IT contractors are expected to play a pivotal role in driving innovation as IT service providers struggle to meet the requirements of the ever-evolving IT department model.
Tomorrow’s Tech Teams, the latest report from IT resourcing specialist Experis, warns that new thinking around how IT teams are built is essential for progression and innovation in a range of sectors. Experis surveyed 1,000 IT workers and 200 senior managers offering IT services across numerous industries, including tech, finance, manufacturing and the public sector.
Currently, few companies possess the necessary combination of skills and qualities amongst their ranks. Some IT managers indicate that staff overhauls are required to remedy this, with an increasing reliance on the services of contractors expected over the coming years.
“The digitisation of various industries has put a lot of pressure on the IT sector to evolve quickly,” notes ContractorCalculator CEO Dave Chaplin. “Clients want the best of the best, many of whom will be plying their trade as contractors.”
Companies struggle to source right blend of expertise
“IT teams now have a big opportunity to innovate and contribute so much more to the wider business. However, in order to build departments that are fit for the future, rigorous, industry-wide change in how tech specialists are recruited needs to take place,” the report reads.
With firms now demanding that professionals possess a better-rounded skillset composed of soft and hard skills in equal measure, the talent shortfall is intensifying. 76% of managers claim they struggle to source professionals with the necessary blend of legacy and emerging tech skills to meet the increasing demands of the IT sector.
Experis concludes that there is currently an even split of IT professionals with each skillset. 48% possess emerging or innovative skills, whilst 52% have traditional or legacy skills. Most importantly, very few workers are considered to hold a combined skillset, a quality that is prioritised by 62% of IT managers.
The perceived outcomes of a continued shortfall in talent are a loss of competitive advantage (cited by 40% of respondents) and reduced staff retention and recruitment (38%).
Lack of well-rounded candidates impacting progression
The survey paints a bleak picture for the sector, but one which could work to the advantage of contractors. 67% of managers are concerned that their ability to carry out progressive work is hindered by a lack of the right skills mix in their teams. Only 33% believe that they have the necessary combination of skills and resources to facilitate any sort of transformation.

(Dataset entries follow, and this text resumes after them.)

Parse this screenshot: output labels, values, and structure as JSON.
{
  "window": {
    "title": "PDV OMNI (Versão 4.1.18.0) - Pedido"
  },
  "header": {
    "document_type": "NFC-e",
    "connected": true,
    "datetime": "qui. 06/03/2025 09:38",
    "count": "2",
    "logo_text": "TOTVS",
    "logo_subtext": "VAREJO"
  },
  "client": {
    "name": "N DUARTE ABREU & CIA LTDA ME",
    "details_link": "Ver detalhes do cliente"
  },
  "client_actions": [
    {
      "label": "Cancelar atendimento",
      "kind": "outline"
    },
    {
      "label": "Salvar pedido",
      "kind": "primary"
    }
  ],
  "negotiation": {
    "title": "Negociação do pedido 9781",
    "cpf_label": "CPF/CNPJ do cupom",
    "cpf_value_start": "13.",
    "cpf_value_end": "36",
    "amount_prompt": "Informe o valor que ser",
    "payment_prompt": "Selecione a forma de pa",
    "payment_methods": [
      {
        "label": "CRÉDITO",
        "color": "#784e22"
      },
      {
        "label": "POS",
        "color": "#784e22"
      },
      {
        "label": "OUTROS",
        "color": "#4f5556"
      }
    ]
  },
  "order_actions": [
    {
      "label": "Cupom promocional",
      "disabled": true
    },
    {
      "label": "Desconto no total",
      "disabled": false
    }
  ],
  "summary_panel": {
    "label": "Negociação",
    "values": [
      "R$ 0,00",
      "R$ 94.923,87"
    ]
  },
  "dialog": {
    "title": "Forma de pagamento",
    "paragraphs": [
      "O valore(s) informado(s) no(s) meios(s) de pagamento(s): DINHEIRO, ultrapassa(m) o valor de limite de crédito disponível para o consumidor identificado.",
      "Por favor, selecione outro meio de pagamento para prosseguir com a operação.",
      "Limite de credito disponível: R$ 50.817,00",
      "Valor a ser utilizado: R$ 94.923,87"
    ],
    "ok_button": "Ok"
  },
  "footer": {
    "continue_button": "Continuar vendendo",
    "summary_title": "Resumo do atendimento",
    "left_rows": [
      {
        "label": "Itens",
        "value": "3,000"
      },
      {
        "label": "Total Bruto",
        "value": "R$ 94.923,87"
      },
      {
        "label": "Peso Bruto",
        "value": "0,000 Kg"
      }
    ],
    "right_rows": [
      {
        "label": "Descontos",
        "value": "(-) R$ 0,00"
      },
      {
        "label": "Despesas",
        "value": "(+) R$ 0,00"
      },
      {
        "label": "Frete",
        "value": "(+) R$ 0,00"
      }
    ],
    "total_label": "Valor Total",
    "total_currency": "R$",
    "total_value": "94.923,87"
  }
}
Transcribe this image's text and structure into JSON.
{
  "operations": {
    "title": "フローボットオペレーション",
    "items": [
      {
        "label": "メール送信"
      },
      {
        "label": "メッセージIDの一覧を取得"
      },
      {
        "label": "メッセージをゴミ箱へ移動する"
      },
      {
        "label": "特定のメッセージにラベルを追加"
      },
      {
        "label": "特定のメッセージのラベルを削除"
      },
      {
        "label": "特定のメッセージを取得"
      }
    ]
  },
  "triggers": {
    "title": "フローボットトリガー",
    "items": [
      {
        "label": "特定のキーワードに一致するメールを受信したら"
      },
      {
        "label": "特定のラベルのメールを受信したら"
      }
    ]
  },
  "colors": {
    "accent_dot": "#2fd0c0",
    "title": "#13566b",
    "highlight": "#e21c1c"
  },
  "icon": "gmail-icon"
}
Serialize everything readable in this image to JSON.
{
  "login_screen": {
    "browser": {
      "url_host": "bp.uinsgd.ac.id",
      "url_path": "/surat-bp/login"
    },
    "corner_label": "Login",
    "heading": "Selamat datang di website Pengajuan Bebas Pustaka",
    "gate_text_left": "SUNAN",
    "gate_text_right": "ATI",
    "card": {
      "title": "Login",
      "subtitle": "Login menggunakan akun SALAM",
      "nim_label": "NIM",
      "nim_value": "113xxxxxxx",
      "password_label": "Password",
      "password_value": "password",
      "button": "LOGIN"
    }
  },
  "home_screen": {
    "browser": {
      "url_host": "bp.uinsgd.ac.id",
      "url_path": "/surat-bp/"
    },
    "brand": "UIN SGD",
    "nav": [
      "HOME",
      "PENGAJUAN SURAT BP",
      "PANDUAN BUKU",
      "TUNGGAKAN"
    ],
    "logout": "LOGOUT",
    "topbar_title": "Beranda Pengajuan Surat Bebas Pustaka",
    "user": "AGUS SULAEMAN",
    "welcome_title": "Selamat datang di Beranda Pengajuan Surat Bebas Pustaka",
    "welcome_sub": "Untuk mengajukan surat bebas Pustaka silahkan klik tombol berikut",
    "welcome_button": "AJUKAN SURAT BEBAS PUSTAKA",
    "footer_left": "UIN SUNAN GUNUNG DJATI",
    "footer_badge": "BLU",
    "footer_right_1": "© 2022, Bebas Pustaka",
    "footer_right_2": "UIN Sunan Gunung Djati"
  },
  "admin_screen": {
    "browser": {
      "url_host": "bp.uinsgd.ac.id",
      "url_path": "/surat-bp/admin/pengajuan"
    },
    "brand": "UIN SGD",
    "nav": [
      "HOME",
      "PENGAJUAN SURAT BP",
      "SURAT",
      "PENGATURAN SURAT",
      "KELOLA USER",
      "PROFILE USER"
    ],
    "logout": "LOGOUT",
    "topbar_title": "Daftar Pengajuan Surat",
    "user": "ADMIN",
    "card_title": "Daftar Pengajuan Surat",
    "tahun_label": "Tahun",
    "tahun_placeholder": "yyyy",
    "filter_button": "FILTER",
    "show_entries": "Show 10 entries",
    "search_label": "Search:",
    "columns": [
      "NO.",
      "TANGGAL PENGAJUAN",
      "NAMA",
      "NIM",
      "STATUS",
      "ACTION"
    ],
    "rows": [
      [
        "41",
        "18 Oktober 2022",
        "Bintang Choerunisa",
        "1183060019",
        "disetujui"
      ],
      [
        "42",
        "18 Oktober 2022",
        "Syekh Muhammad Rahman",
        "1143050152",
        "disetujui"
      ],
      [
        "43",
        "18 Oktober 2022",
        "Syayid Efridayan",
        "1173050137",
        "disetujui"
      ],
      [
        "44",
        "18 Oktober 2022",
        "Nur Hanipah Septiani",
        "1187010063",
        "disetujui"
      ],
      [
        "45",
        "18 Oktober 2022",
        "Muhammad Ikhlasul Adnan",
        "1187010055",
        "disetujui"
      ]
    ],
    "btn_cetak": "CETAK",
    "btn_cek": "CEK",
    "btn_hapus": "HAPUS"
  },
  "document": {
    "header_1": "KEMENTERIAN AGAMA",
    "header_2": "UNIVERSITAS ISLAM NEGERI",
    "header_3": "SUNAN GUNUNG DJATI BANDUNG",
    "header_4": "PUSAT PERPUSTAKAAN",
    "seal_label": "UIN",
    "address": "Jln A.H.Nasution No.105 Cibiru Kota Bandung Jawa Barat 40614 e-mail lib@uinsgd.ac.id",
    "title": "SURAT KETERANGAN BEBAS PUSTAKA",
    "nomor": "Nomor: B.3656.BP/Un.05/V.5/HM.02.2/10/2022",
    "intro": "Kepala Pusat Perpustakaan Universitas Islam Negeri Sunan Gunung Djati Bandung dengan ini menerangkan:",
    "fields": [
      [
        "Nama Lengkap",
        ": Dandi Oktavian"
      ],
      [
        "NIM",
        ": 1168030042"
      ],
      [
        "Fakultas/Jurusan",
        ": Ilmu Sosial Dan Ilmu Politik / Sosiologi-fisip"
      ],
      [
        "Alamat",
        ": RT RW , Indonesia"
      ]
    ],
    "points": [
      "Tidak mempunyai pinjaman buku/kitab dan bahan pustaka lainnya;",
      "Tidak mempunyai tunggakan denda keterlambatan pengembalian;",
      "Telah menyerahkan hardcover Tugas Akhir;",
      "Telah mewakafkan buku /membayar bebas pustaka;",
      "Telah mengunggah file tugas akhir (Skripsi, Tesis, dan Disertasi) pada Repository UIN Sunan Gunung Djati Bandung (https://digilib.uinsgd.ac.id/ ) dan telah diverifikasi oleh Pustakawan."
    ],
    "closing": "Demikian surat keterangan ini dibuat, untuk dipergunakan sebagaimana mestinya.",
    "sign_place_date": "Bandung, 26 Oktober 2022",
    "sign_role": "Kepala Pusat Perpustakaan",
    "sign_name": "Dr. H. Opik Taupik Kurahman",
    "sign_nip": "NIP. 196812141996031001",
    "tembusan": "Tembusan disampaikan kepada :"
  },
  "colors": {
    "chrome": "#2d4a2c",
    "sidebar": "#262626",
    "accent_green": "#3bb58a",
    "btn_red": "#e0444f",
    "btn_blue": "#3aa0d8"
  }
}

As a result, on average, managers estimate that 29% of staff will need to be replaced to enable firms to drive tech innovation. These factors all indicate that contractors who continue to upskill can expect to find themselves increasingly sought-after as firms tap into a depleted talent pool to source the required skills.
Demand is only going to intensify as firms also report problems with regards to retaining knowledge when staff move on. Two thirds of respondents state that important tech skills are lost when workers retire, adding that they are impossible to immediately replace.
Experis points towards better management of the transfer of knowledge within firms and placing more emphasis on in-house training, although these are both long-term solutions. The ability to draft in contractors with the necessary expertise to pass on knowledge offers an effective shot-term fix.
“We’ve been emphasising the importance of upskilling for contractors in the IT sector for years, but now it’s more vital than ever,” comments Chaplin. “Firms want candidates who are the complete package, and contractors who possess the necessary qualities will be able to command substantial fees.”
Tech teams struggling to meet industry demands
Soft skills are becoming an essential quality for IT contractors. The increasing demands placed on the sector mean ideal candidates are no longer simply required to carry out the practical aspects of the job, but rather to contribute to strategy and business development.
When asked what they want from their IT teams, 57% of businesses identified strategic input to decision making and 51% highlighted the ability to turn data into insight. Project management and leadership skills are also in high demand, which is where more experienced contractors may hold an edge.
The report continues: “The success of Tomorrow’s Tech Teams rests on recruiting well-rounded professionals, or people with the ability to acquire the skills they don’t have.
“Businesses need more from their tech teams, with almost three-quarters (71%) of IT worker and manager respondents reporting an increase in skillset requirements from their organisation over the last year. Cloud computing, mobile enablement, strategic insight and influence on whole-business decision-making is the future for IT departments.”
Clients anticipate rising contractor engagement
Looking ahead to 2020, the majority of tech teams will continue to be permanent employees. Whilst the study places emphasis on finding long-term solutions to managing innovation, primarily in-house, it acknowledges that an increasing reliance on contingent staff is a certainty.
Overall, the portion of contractors as the overall workforce is expected to rise from 24% to 28% over the next four years, whilst 69% of managers plan to engage more with contingent staff.
In return, managers have pinpointed flexibility (52%), the ability to provide a fresh perspective (49%) and unique skills (44%) as the primary benefits of hiring contractors.
Chaplin concludes: “As more professionals recognise the benefits of flexible working, and as clients increasingly acknowledge the value of engaging with contractors, a rise in contractor numbers is inevitable. The ability of contingent staff to provide unique expertise on a short-term basis will prove essential to ensuring that the sector is able to meet demand for innovation.”